THE SOFTWARE IS PROVIDED "AS IS", WITHOUT WARRANTY OF ANY KIND, EXPRESS OR IMPLIED, INCLUDING BUT NOT LIMITED TO THE WARRANTIES OF MERCHANTABILITY, FITNESS FOR A PARTICULAR PURPOSE AND NONINFRINGEMENT. IN NO EVENT SHALL THE AUTHORS OR COPYRIGHT HOLDERS BE LIABLE FOR ANY CLAIM, DAMAGES OR OTHER LIABILITY, WHETHER IN AN ACTION OF CONTRACT, TORT OR OTHERWISE, ARISING FROM, OUT OF OR IN CONNECTION WITH THE SOFTWARE OR THE USE OR OTHER DEALINGS IN THE SOFTWARE.

You understand and agree that the authors are under no obligation to provide either maintenance services, update services, notices of latent defects, or corrections of defects with regard to the Software. The authors nevertheless reserve the right to update, modify, or discontinue the Software at any time.

The above copyright notice and this permission notice shall be included in all copies or substantial portions of the Software. You agree to cite the corresponding papers (see above) in documents and papers that report on research using the Software.

Data

Copyright (c) 2019 David Stutz, Max-Planck-Gesellschaft

Please read carefully the following terms and conditions and any accompanying documentation before you download and/or use the data (the "Dataset").

The authors grant you a non-exclusive, non-transferable, free of charge right: To download the Dataset and use it on computers owned, leased or otherwise controlled by you and/or your organisation; To use the Dataset for the sole purpose of performing non-commercial scientific research, non-commercial education, or non-commercial artistic projects.

Any other use, in particular any use for commercial purposes, is prohibited. This includes, without limitation, incorporation in a commercial product, use in a commercial service, or production of other artefacts for commercial purposes.

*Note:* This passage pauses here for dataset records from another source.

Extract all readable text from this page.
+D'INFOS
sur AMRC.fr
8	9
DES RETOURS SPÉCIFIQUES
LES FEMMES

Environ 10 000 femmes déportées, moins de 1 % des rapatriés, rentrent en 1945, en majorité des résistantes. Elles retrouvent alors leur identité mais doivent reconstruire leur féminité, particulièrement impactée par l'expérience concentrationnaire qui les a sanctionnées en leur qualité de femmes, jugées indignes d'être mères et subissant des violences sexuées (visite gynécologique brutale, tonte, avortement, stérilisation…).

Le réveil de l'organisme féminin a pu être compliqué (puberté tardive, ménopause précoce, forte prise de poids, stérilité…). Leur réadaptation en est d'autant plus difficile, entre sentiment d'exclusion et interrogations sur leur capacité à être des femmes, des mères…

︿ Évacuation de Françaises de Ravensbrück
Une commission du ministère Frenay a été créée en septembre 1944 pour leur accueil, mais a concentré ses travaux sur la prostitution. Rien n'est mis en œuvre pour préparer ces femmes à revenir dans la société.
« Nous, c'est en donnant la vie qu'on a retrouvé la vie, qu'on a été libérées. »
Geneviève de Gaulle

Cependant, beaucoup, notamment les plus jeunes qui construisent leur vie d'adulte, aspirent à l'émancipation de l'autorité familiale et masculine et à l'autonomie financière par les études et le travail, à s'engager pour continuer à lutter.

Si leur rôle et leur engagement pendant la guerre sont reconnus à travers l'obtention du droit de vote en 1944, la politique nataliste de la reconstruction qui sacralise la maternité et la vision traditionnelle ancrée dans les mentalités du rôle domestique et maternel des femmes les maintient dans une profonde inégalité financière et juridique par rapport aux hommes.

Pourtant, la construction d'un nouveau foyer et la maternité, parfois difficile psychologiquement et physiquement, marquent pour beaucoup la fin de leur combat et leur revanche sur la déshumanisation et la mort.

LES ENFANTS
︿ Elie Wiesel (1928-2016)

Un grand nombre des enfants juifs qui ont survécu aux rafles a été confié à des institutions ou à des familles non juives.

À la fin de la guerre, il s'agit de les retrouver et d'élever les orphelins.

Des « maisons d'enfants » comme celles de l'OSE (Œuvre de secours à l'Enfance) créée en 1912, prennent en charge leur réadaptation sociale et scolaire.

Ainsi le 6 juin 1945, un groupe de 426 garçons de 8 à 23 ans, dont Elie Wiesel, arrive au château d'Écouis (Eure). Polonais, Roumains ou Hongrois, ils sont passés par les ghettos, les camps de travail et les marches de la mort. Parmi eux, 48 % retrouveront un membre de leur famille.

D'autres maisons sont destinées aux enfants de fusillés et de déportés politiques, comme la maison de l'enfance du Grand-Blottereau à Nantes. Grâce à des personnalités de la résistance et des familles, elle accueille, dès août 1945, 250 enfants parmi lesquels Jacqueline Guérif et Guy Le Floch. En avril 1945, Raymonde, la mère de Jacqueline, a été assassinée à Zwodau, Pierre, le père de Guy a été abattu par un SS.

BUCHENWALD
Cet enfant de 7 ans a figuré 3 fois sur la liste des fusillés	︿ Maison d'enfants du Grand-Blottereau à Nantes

Without prior written approval from the authors, the Dataset, in whole or in part, shall not be further distributed, published, copied, or disseminated in any way or form whatsoever, whether for profit or not. This includes further distributing, copying or disseminating to a different facility or organizational unit in the requesting university, organization, or company.

THE DATASET IS PROVIDED "AS IS", WITHOUT WARRANTY OF ANY KIND, EXPRESS OR IMPLIED, INCLUDING BUT NOT LIMITED TO THE WARRANTIES OF MERCHANTABILITY, FITNESS FOR A PARTICULAR PURPOSE AND NONINFRINGEMENT. IN NO EVENT SHALL THE AUTHORS OR COPYRIGHT HOLDERS BE LIABLE FOR ANY CLAIM, DAMAGES OR OTHER LIABILITY, WHETHER IN AN ACTION OF CONTRACT, TORT OR OTHERWISE, ARISING FROM, OUT OF OR IN CONNECTION WITH THE DATASET OR THE USE OR OTHER DEALINGS IN THE DATASET.

You understand and agree that the authors are under no obligation to provide either maintenance services, update services, notices of latent defects, or corrections of defects with regard to the Dataset. The authors nevertheless reserve the right to update, modify, or discontinue the Dataset at any time.

You agree to cite the corresponding papers (see above) in documents and papers that report on research using the Dataset.